Um rei, ao descobrir que é traído, chega à conclusão, depois de saber da traição de sua cunhada, também, que todas as mulheres são traidoras. Por conta disso, ele resolve se casar toda noite com uma mulher e no dia seguinte matar a mesma. Assim, ele vai se casando e matando todas as mulheres do seu reino.
Xarazade, filha do vizir, resolve se casar com o rei, então. Seu pai tenta proibir, pelos motivos óbvios, mas ela consegue, com suas artimanhas, chegar ao leito nupcial. Pede, no entanto, que sua jovem irmã se deite com ela. Previamente combinado, antes de dormir sua irmãzinha pede que Xarazade conte uma história. Ela começa a história, só que o dia raia. O rei, curioso pelo final, decide deixá-la viva por mais um dia para que termine a história.
Só que as histórias de Xarazade nunca terminam. Sempre, ao amanhecer, a história está no meio, e uma vai se emendando na outra. O rei vai protelando a morte dela, para ouvir as histórias, por mil e uma noites.
Assim é a obra de arte, o teatro, o cinema, a dramaturgia. É a arte de contar uma história que prenda a atenção do espectador, com momentos de tensão que o levem à curiosidade do outro dia; até que se complete o ciclo. A pena por não prender a atenção; a morte. A palavra morre. A arte morre.
Assisti ao filme Testemunha de acusação, de Billy Wilder, ontem à noite. Esse austro-polonês, fugido da guerra, migrou para os EUA, deixando pra trás o nazismo e a morte de sua família em campos de concentração. E se tornou um de seus maiores cineastas. Um gênio das pequenas obras.
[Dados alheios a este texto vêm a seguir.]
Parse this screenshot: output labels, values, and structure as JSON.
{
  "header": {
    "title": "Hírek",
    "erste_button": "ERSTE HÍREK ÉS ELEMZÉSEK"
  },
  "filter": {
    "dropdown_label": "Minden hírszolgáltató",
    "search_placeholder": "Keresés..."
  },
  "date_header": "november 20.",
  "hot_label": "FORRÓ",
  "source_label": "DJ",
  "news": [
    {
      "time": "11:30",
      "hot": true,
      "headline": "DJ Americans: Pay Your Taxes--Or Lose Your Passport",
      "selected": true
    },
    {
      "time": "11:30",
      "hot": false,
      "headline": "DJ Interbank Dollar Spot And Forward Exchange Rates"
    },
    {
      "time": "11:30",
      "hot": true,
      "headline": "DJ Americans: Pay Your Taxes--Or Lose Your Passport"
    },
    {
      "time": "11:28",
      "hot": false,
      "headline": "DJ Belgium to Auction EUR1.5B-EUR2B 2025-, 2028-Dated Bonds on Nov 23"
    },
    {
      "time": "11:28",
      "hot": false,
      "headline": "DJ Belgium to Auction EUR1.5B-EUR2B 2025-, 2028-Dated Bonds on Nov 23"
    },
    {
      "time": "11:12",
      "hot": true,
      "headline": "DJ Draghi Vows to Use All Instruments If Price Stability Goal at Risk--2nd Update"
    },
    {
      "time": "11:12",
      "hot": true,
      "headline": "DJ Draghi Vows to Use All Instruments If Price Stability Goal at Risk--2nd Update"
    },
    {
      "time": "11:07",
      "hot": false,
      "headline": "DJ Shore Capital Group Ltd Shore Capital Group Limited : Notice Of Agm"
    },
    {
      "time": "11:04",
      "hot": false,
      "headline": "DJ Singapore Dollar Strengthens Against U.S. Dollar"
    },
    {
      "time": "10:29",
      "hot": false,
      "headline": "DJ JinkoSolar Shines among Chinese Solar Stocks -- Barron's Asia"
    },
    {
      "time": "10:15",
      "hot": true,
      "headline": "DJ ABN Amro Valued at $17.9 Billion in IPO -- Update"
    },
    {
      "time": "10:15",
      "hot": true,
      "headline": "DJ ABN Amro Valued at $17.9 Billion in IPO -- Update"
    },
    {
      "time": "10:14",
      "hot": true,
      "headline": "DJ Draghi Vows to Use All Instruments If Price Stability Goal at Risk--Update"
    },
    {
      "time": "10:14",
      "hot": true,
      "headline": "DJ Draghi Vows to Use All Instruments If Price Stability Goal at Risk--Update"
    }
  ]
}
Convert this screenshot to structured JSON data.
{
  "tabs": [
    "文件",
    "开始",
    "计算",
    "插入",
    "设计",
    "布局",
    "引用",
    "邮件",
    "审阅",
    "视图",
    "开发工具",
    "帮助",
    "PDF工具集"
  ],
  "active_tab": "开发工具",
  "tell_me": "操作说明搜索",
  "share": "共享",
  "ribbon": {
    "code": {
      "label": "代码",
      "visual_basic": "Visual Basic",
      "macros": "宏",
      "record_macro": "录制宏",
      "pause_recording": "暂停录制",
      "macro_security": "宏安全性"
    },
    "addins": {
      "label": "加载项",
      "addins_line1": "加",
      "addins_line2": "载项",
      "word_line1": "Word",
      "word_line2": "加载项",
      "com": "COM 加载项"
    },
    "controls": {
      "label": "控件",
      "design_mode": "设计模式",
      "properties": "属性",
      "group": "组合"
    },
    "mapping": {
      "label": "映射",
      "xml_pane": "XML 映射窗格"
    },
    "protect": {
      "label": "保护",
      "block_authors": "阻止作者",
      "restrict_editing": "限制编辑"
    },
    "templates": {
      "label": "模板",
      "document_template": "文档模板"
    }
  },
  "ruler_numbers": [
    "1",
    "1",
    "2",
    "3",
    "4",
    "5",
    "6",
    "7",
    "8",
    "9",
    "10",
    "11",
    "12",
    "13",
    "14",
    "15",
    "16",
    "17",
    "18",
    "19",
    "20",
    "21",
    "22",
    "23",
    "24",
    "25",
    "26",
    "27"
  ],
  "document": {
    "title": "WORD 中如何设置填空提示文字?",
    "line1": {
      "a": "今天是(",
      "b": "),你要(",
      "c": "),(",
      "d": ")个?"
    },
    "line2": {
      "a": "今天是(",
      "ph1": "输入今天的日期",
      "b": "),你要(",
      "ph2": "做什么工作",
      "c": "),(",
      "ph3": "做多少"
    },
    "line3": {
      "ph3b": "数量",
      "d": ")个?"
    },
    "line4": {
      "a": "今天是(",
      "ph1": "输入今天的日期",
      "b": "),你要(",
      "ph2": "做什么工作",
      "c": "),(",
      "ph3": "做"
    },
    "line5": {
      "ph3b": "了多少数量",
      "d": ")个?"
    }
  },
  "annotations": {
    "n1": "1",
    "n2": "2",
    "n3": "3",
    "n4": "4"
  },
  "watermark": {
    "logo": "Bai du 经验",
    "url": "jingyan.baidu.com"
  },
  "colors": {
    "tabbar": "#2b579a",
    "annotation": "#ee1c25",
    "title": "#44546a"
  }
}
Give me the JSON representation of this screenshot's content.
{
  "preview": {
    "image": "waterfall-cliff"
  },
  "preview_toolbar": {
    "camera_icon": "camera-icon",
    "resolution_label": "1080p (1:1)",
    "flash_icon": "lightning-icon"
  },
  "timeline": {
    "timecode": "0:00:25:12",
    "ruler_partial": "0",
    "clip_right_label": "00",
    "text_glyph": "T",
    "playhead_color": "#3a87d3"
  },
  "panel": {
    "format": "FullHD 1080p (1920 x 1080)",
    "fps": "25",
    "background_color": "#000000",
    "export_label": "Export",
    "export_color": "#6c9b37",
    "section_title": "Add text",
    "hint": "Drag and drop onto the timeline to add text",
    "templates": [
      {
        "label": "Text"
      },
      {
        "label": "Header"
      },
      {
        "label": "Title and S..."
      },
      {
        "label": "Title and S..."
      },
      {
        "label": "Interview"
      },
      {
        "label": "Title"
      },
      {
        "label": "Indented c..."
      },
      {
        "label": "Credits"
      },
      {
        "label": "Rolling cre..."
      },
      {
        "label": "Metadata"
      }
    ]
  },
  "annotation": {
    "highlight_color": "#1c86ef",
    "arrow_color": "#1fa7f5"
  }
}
É público e notório meu descontentamento com o cinema americano. Bem como com Molière, com as comédias de costume. As fórmulas. Tudo isso aí se baseia em fórmulas e artifícios, me irritam e me dão um desprazer profundo. Mas tudo bem-feito tem efeito. Tudo bem-dito é bendito.
Assim são os filmes de Wilder. Se meu apartamento falasse e Quanto mais quente melhor já haviam sido suficientes pra eu me tornar um fã desse diretor que deixava pendurado em seu escritório "How would Lubitsch do it?", numa referência ao diretor alemão, seu mestre.
No entanto, ao ver Testemunha de acusação, pude perceber mais claramente a maestria com que Wilder conduz os atores e os diálogos. Ciente de que depois da tragédia não se pode escrever mais sem humor, vemos, num filme de tribunal, diálogos espirituosos e bem-feitos, com atores precisos, sacadas de roteiro, e a tão desejada leveza que Calvino nos dizia em suas seis (que são cinco) propostas para esse nosso milênio.
Geralmente, as pessoas querem imitar os grandes gênios, querem ter como referência direta algum ídolo que tem maneiras muito próprias de criar. Vai-se a referências radicais, de um Heiner Müller a um Tarkovsky, de um Samuel Beckett a um Greenaway. No entanto, temos que ter muito cuidado para, na tentativa de inspirarmo-nos em certos autores, não acabarmos sendo um mero pastiche, uma caricatura de uma linguagem muito pessoal e intransferível na criação artística.
Billy Wilder consegue estar aquém das grandes referências que tenho no cinema. Não entra, em hipótese alguma, nos meus “dez mais”. Mas sua importância para o aprendizado da arte talvez seja das maiores. Excelente carpinteiro, ele conseguiu fazer filmes perfeitos, dentro de seus propósitos. Deliciosos e inteligentes. Bem-humorados e críticos, sarcásticos e irônicos; corrosivos.
O diretor austro-polonês dizia que o bom diretor era aquele que não aparecia e pedia; “não aborreça as pessoas”. O que é bom nunca aborrece. Seja a poesia dos filmes de Tarkovsky, seja o silêncio dos filmes de Sokurov, seja o absurdo dos filmes de Greenaway, seja a crueza dos filmes de Haneke. Mas antes de buscar a poesia, o silêncio, o absurdo e a crueza, é preciso saber fazer uma boa obra de arte. Antes de tudo, temos que saber contar uma boa história, sob a pena de morte artística.
GVT.
Um comentário:
Billy Wilder leu Boileau e aprendeu com ele, pois o crítico fracês, 200 anos antes já havia dito: "não aborreça o leitor".